Cuarenta años de violencia terrorista no pasan en balde. Van dejando ausencias y cicatrices. Ninguna secuela puede compararse con el dolor de quienes han padecido en carne propia, o en la de sus seres queridos, el zarpazo de otros que creen justo matar o mutilar por una idea; pero el terrorismo forma parte de nuestras vidas desde hace tanto tiempo que ha acabado afectándonos a todos en una u otra medida. La violencia no sólo envilece a quien la ejerce. Tiene una fuerza expansiva que corrompe y contamina aquello que toca. El veneno que inyecta en la sociedad posee efectos directos bien conocidos y otros secundarios más recónditos. El lenguaje ha experimentado estos efectos secundarios.  

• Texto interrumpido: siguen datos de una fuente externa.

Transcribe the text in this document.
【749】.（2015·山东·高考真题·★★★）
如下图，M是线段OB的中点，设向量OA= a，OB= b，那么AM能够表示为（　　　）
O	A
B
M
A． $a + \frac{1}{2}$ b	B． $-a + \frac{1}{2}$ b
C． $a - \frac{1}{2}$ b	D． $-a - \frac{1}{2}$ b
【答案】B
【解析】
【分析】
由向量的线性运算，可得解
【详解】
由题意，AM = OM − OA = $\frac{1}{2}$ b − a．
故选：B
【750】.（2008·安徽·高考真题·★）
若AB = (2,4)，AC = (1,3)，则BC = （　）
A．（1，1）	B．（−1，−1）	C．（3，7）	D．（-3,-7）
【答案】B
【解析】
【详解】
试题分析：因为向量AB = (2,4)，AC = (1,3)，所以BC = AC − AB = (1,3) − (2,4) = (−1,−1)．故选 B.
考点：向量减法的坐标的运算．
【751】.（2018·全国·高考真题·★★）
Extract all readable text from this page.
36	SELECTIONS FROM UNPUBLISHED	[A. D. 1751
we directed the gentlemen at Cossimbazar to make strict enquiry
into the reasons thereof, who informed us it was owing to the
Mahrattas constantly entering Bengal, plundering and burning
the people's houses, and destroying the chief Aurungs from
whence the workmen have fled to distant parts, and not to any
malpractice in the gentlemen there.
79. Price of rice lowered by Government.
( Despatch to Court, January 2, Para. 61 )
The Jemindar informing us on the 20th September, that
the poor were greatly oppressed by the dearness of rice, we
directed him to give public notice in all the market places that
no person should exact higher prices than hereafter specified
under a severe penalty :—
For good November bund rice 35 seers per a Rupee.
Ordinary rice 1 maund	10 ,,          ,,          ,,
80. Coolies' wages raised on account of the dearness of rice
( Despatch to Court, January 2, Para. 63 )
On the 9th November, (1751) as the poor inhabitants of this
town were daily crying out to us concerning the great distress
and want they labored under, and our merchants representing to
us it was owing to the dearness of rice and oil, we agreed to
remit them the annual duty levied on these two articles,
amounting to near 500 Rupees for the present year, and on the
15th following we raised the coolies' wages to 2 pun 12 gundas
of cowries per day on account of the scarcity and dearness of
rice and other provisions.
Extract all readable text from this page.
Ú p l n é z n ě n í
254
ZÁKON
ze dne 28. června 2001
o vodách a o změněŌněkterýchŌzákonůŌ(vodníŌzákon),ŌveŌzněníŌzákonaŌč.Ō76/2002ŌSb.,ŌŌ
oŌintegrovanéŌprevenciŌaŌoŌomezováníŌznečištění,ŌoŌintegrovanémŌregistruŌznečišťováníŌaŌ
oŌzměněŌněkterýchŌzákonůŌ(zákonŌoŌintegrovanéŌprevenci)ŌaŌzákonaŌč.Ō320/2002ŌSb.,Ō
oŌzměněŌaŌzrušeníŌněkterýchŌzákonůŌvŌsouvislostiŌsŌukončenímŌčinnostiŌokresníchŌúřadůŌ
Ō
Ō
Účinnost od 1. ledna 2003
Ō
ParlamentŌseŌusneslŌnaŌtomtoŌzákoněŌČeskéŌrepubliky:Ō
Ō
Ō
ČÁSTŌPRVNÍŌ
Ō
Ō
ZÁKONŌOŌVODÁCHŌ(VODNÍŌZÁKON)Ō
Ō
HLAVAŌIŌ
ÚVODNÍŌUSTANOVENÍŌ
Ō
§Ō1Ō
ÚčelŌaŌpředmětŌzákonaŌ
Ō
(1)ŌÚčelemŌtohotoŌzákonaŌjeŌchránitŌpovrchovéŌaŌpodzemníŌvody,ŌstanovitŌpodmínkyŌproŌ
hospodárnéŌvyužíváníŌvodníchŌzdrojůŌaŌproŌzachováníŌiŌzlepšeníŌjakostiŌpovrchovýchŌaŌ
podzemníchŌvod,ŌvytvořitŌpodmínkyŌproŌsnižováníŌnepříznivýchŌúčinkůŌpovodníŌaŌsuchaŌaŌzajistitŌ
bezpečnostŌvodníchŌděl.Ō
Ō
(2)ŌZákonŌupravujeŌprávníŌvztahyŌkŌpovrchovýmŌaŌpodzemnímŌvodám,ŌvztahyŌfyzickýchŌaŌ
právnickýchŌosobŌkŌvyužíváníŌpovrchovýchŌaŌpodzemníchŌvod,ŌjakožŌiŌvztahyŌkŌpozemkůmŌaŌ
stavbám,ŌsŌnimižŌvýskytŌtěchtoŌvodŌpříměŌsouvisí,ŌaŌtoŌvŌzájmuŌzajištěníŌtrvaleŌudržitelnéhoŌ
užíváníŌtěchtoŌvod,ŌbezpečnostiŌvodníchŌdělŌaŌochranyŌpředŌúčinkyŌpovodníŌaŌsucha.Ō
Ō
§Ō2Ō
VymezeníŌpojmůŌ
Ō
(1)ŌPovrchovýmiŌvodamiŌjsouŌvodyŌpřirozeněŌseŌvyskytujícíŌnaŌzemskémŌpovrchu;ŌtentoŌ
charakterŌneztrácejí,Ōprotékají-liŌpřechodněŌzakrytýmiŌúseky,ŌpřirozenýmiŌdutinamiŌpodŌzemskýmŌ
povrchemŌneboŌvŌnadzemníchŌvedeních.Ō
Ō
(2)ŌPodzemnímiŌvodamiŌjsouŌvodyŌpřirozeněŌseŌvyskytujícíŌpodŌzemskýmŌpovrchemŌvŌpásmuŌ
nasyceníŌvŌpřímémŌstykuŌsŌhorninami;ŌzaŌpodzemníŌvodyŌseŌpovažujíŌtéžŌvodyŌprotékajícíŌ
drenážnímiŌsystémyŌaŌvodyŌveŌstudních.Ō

Los españoles fuimos ya antes testigos y partícipes de la subversión del lenguaje. La dictadura construyó una narrativa abyecta que caló hasta el fondo de nuestros huesos. “Siempre fue la lengua compañera del Imperio”, nos decían citando a Nebrija, y eso justificaba las persecuciones y tropelías del “hable usted en cristiano”. Cautivo y desarmado, sin novedad en El Alcázar, caballeros mutilados, tercio de familia, sindicato vertical, conspiración judeo-masónica, sequía pertinaz, oro de Moscú, contubernio, disponible gubernativo pendiente de depuración, gloriosa cruzada… La dictadura incrustó el castellano de miserias que nos está costando dios y ayuda limpiar.

 

Con la democracia pudimos aspirar a reconquistar el sentido auténtico de las palabras, pero la pervivencia del terrorismo las ha deformado y pervertido otra vez.